Bild: In seinem Film „Blumenwunder“ zeigte Max Reichmann 1920 das Wachsen v…
Noch kürzlich galt der Gummibaum als Inbegriff der Spießigkeit, als
staubiges Überbleibsel des Schrankwand-Horrors bürgerlicher Wohnzimmer.
Doch jetzt sieht man ihn wieder in trendigen Interieurs und schicken Läden.
Alles schon mal da gewesen. Als der „kleine grüne Kaktus“ in den 1930er
Jahren von den Comedian Harmonists besungen wurde, war der damalige
Pflanzenkult der ersten grünen Moderne auf seinem Höhepunkt angekommen.
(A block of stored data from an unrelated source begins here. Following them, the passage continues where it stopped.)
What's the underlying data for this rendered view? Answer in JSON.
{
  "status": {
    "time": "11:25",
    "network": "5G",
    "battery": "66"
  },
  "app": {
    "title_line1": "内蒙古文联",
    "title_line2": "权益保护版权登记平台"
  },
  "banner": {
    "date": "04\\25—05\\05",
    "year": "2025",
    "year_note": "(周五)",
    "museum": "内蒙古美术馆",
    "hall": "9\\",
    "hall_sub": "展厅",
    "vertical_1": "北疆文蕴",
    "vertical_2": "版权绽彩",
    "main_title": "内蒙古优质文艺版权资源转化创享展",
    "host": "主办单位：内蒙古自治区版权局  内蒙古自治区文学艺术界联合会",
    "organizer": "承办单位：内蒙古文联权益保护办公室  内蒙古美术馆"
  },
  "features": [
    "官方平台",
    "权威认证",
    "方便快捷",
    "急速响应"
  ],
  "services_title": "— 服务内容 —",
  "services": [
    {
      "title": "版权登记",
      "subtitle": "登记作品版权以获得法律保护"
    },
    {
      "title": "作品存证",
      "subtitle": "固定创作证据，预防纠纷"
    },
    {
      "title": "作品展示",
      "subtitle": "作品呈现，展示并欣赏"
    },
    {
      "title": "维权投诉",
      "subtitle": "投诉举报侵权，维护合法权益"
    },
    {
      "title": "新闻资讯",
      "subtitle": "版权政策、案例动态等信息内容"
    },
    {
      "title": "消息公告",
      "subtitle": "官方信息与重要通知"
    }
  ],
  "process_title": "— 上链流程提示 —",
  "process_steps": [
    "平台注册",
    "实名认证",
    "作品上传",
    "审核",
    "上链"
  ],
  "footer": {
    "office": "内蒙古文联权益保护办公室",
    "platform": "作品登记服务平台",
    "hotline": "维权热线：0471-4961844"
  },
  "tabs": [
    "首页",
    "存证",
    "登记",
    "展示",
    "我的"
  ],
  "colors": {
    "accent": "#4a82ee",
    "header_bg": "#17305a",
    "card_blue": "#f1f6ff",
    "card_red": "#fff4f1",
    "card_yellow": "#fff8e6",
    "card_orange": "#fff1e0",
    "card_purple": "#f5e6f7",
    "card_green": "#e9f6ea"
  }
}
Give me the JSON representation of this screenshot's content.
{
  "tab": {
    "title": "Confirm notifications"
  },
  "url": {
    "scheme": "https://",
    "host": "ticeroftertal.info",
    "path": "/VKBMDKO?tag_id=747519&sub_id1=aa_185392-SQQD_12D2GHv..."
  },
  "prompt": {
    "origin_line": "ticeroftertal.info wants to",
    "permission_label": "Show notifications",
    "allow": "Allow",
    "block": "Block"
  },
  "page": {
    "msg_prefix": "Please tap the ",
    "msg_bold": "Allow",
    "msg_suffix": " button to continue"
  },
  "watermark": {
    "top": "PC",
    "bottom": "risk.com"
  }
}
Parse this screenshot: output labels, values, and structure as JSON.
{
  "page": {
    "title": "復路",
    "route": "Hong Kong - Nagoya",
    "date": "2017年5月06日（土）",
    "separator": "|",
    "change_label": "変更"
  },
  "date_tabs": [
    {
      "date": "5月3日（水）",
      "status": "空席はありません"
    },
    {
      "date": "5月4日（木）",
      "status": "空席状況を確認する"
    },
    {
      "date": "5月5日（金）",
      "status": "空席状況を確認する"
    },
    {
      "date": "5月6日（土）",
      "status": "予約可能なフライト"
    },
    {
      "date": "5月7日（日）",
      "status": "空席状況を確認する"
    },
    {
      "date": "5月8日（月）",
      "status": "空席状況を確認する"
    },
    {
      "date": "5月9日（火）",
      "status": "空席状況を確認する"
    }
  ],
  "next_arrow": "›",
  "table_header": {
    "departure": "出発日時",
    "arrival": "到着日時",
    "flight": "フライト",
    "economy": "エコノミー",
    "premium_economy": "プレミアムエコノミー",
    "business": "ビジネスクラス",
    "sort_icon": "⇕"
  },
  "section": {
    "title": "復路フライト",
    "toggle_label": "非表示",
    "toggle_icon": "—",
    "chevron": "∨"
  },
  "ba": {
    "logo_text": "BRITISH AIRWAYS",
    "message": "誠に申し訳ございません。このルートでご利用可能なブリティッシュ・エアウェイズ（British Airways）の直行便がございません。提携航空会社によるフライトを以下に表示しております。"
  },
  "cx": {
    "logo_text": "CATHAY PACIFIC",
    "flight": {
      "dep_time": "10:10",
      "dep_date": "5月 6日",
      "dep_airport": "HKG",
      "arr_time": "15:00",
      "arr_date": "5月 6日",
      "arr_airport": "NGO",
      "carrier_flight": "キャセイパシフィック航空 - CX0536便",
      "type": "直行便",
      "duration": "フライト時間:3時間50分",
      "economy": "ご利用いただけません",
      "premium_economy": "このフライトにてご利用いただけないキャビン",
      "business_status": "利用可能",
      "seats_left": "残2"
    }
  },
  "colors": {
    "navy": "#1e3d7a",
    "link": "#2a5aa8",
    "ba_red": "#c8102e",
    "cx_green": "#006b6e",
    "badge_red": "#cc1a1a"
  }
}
Pflanzen oszillieren als Thema derzeit auch in der Kunstwelt. Allein im
Rheinland sind zwei Ausstellungen zu sehen, die über unser sich stetig
wandelndes Verhältnis zu Pflanzen und damit zur Natur nachdenken. In der
Langen-Foundation bei Neuss zeigt der angesagte Julian Charrière in einer
sinnlich-opulenten Schau unter anderem tiefgekühlte Orchideen und Kakteen
und die gigantische Installation „Panachronic Garden“.
In einem dunklen Spiegelkabinett wuchern darin Farne und Schachtelhalme,
wispernde Sounds lassen Wachstum und Bewegungen hören. Die urtümlichen
Pflanzen aus den Karbonzeitalter bildeten einst die Grundlage der heutigen
Kohleflöze der Region.
## Das Museum ökologisch gestalten
Ganz anders geht das Kölner Museum Ludwig vor. Seit 2015 leitet Yilmaz
Dziewior das Haus am Dom, der sich aktuell gegen ihn in der FAZ erhobene
Vorwürfe zur Wehr setzen muss. Er soll unter anderem erst selbst in der
Findungskommission für den deutschen Pavillon [1][der diesjährigen Biennale
di Venezia] gesessen haben, die schließlich ihn als Kurator einsetzte.
Programmatisch segelt Dziewior mit seinem Haus hart am aktuellen
Diskurswind, was auch die Schau „Grüne Moderne“ unterstreicht. Das Haus
leistet sich seit einem Jahr die bislang erste Kuratorin für Ökologie in
einem deutschen Museum: Miriam Szwast ist zugleich Foto-Kuratorin und
präsentiert nun mit „Grüne Moderne“ eine klimafreundliche Ausstellung, wie
sie überhaupt das ganze Museum zukünftig konsequent ökologisch gestalten
will.
In der aktuellen Schau schlägt sich das unter anderem nieder in
handgemalten Wandtexten (um Plastik zu sparen), der Übernahme der
Architektur von früheren Ausstellungen, der Entscheidung, keine Originale
auszuleihen und den Katalog nicht zu drucken, sondern kostenlos zum
Download im Netz anzubieten. ([2][www.gruene-moderne.de]).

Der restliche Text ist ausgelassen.